Web scraping with BeautifulSoup: How I got my favorite soccer players' stats from fotmob

Using web scrapping to relevant information quickly

I'm taking a Data Engineering professional certificate path offered by IBM and Coursera. During the Python for Data Science, AI & Development course, I learned about web scrapping with Beautiful Soup Libraries.

What is BeautifulSoup?

Years ago, I did some web scraping with Excel and VBA, but I had never tried web scraping in Python with the BeautifulSoup library. From BeautifulSoup docs, "Beautiful Soup is a library for pulling data out of HTML and XML files. It works with your favorite parser to provide idiomatic ways of navigating, searching, and modifying the parse tree. It commonly saves programmers hours or days of work."
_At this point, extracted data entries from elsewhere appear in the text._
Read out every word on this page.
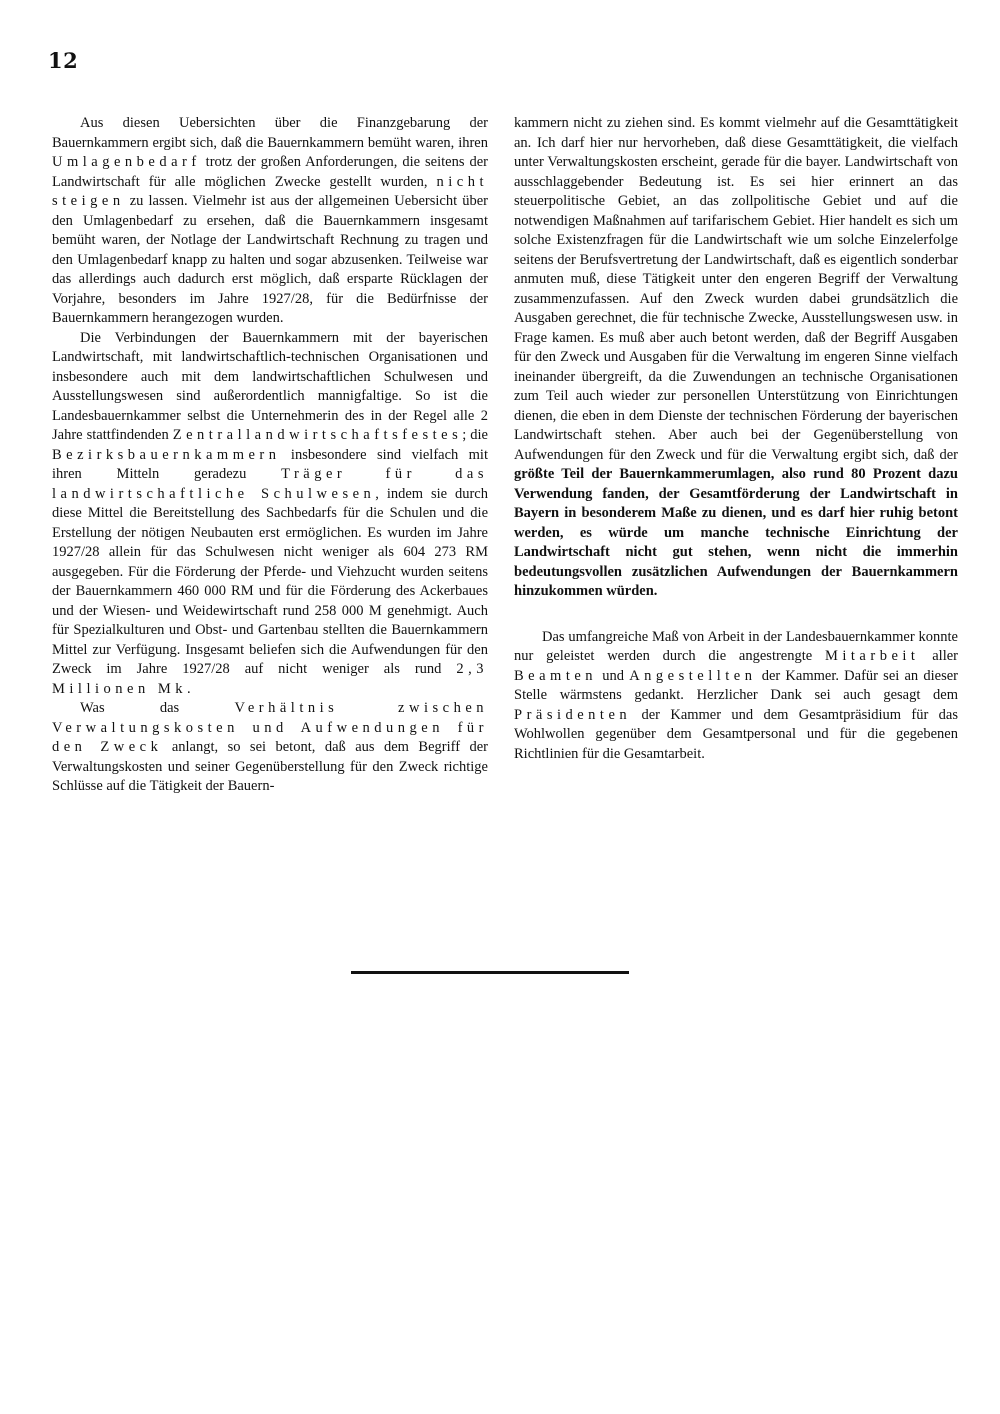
12

Aus diesen Uebersichten über die Finanzgebarung der Bauernkammern ergibt sich, daß die Bauernkammern bemüht waren, ihren Umlagenbedarf trotz der großen Anforderungen, die seitens der Landwirtschaft für alle möglichen Zwecke gestellt wurden, nicht steigen zu lassen. Vielmehr ist aus der allgemeinen Uebersicht über den Umlagenbedarf zu ersehen, daß die Bauernkammern insgesamt bemüht waren, der Notlage der Landwirtschaft Rechnung zu tragen und den Umlagenbedarf knapp zu halten und sogar abzusenken. Teilweise war das allerdings auch dadurch erst möglich, daß ersparte Rücklagen der Vorjahre, besonders im Jahre 1927/28, für die Bedürfnisse der Bauernkammern herangezogen wurden.

Die Verbindungen der Bauernkammern mit der bayerischen Landwirtschaft, mit landwirtschaftlich-technischen Organisationen und insbesondere auch mit dem landwirtschaftlichen Schulwesen und Ausstellungswesen sind außerordentlich mannigfaltige. So ist die Landesbauernkammer selbst die Unternehmerin des in der Regel alle 2 Jahre stattfindenden Zentrallandwirtschaftsfestes; die Bezirksbauernkammern insbesondere sind vielfach mit ihren Mitteln geradezu Träger für das landwirtschaftliche Schulwesen, indem sie durch diese Mittel die Bereitstellung des Sachbedarfs für die Schulen und die Erstellung der nötigen Neubauten erst ermöglichen. Es wurden im Jahre 1927/28 allein für das Schulwesen nicht weniger als 604 273 RM ausgegeben. Für die Förderung der Pferde- und Viehzucht wurden seitens der Bauernkammern 460 000 RM und für die Förderung des Ackerbaues und der Wiesen- und Weidewirtschaft rund 258 000 M genehmigt. Auch für Spezialkulturen und Obst- und Gartenbau stellten die Bauernkammern Mittel zur Verfügung. Insgesamt beliefen sich die Aufwendungen für den Zweck im Jahre 1927/28 auf nicht weniger als rund 2,3 Millionen Mk.

Was das Verhältnis zwischen Verwaltungskosten und Aufwendungen für den Zweck anlangt, so sei betont, daß aus dem Begriff der Verwaltungskosten und seiner Gegenüberstellung für den Zweck richtige Schlüsse auf die Tätigkeit der Bauern-

kammern nicht zu ziehen sind. Es kommt vielmehr auf die Gesamttätigkeit an. Ich darf hier nur hervorheben, daß diese Gesamttätigkeit, die vielfach unter Verwaltungskosten erscheint, gerade für die bayer. Landwirtschaft von ausschlaggebender Bedeutung ist. Es sei hier erinnert an das steuerpolitische Gebiet, an das zollpolitische Gebiet und auf die notwendigen Maßnahmen auf tarifarischem Gebiet. Hier handelt es sich um solche Existenzfragen für die Landwirtschaft wie um solche Einzelerfolge seitens der Berufsvertretung der Landwirtschaft, daß es eigentlich sonderbar anmuten muß, diese Tätigkeit unter den engeren Begriff der Verwaltung zusammenzufassen. Auf den Zweck wurden dabei grundsätzlich die Ausgaben gerechnet, die für technische Zwecke, Ausstellungswesen usw. in Frage kamen. Es muß aber auch betont werden, daß der Begriff Ausgaben für den Zweck und Ausgaben für die Verwaltung im engeren Sinne vielfach ineinander übergreift, da die Zuwendungen an technische Organisationen zum Teil auch wieder zur personellen Unterstützung von Einrichtungen dienen, die eben in dem Dienste der technischen Förderung der bayerischen Landwirtschaft stehen. Aber auch bei der Gegenüberstellung von Aufwendungen für den Zweck und für die Verwaltung ergibt sich, daß der größte Teil der Bauernkammerumlagen, also rund 80 Prozent dazu Verwendung fanden, der Gesamtförderung der Landwirtschaft in Bayern in besonderem Maße zu dienen, und es darf hier ruhig betont werden, es würde um manche technische Einrichtung der Landwirtschaft nicht gut stehen, wenn nicht die immerhin bedeutungsvollen zusätzlichen Aufwendungen der Bauernkammern hinzukommen würden.

Das umfangreiche Maß von Arbeit in der Landesbauernkammer konnte nur geleistet werden durch die angestrengte Mitarbeit aller Beamten und Angestellten der Kammer. Dafür sei an dieser Stelle wärmstens gedankt. Herzlicher Dank sei auch gesagt dem Präsidenten der Kammer und dem Gesamtpräsidium für das Wohlwollen gegenüber dem Gesamtpersonal und für die gegebenen Richtlinien für die Gesamtarbeit.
To get an instance of BeautifulSoup, you must pass a html_doc and a parser as inputs.

from bs4 import BeautifulSoup
soup = BeautifulSoup(html_doc, 'html.parser')

The HTML doc I got from fotmob is shown in the below image. The soup instance contains all of the HMTL text structure on the website.

requests.get('https://www.fotmob.com/teams/5800/squad/venezuela/').text
soup = BeautifulSoup(html_text, 'lxml')

The beautifulSoup documentation explains how to navigate the tree structure once the instance is created, but I mainly focused on getting information from specific class definitions.

player_stats = player_soup.find_all('div', class_ = 'css-1v73fp6-StatItemCSS e1uibvo10')

To get to the class definition that contained the information I was looking for, I used right-click "Inspect" to get to the part of the source code where the information was. I stored all the stats in the player_stats variable and then iterated over the stats to store them in a dictionary with each player on the team.

I also learned that fotmob had a player-specific page, so I got each player link from the team website and followed a similar process of instantiating a soup object to explore the player's page.

The result is a beautiful dictionary that contains all the relevant stats per player so far in the season.

{
'Jhonder Cadiz': 
    {
        'Goals': '3', 
        'Assists': '0', 
        'Started': '3',     
        'Matches': '4', 
        'Minutes played': '315'
    }
}

What businesses can benefit from web scrapping?

  • Pricing strategies: Maybe you need to find the current price of the top 10 products in your catalog on five different websites. Web scrapping can do this much faster than clicking through each website and manually getting the prices.

  • Sports followers: A web scrapping project with the beautifulSoup libraries can summarize your team's performance by player.

  • News: Scrapping for certain words on different news portals to get specific news can be helpful for reporters or social media analysts.

What are some disadvantages of the scrapping strategy?

  • Scale: The more information you need, the slower the process. Depending on the amount of data required, it can take seconds, minutes, or hours.

  • Legal: scrapping public data over the internet is legal, but one has to be careful with their actions after scraping the data.

As I continue with the data engineering courses, I will publish more articles with learnings on Python libraries and Data Science.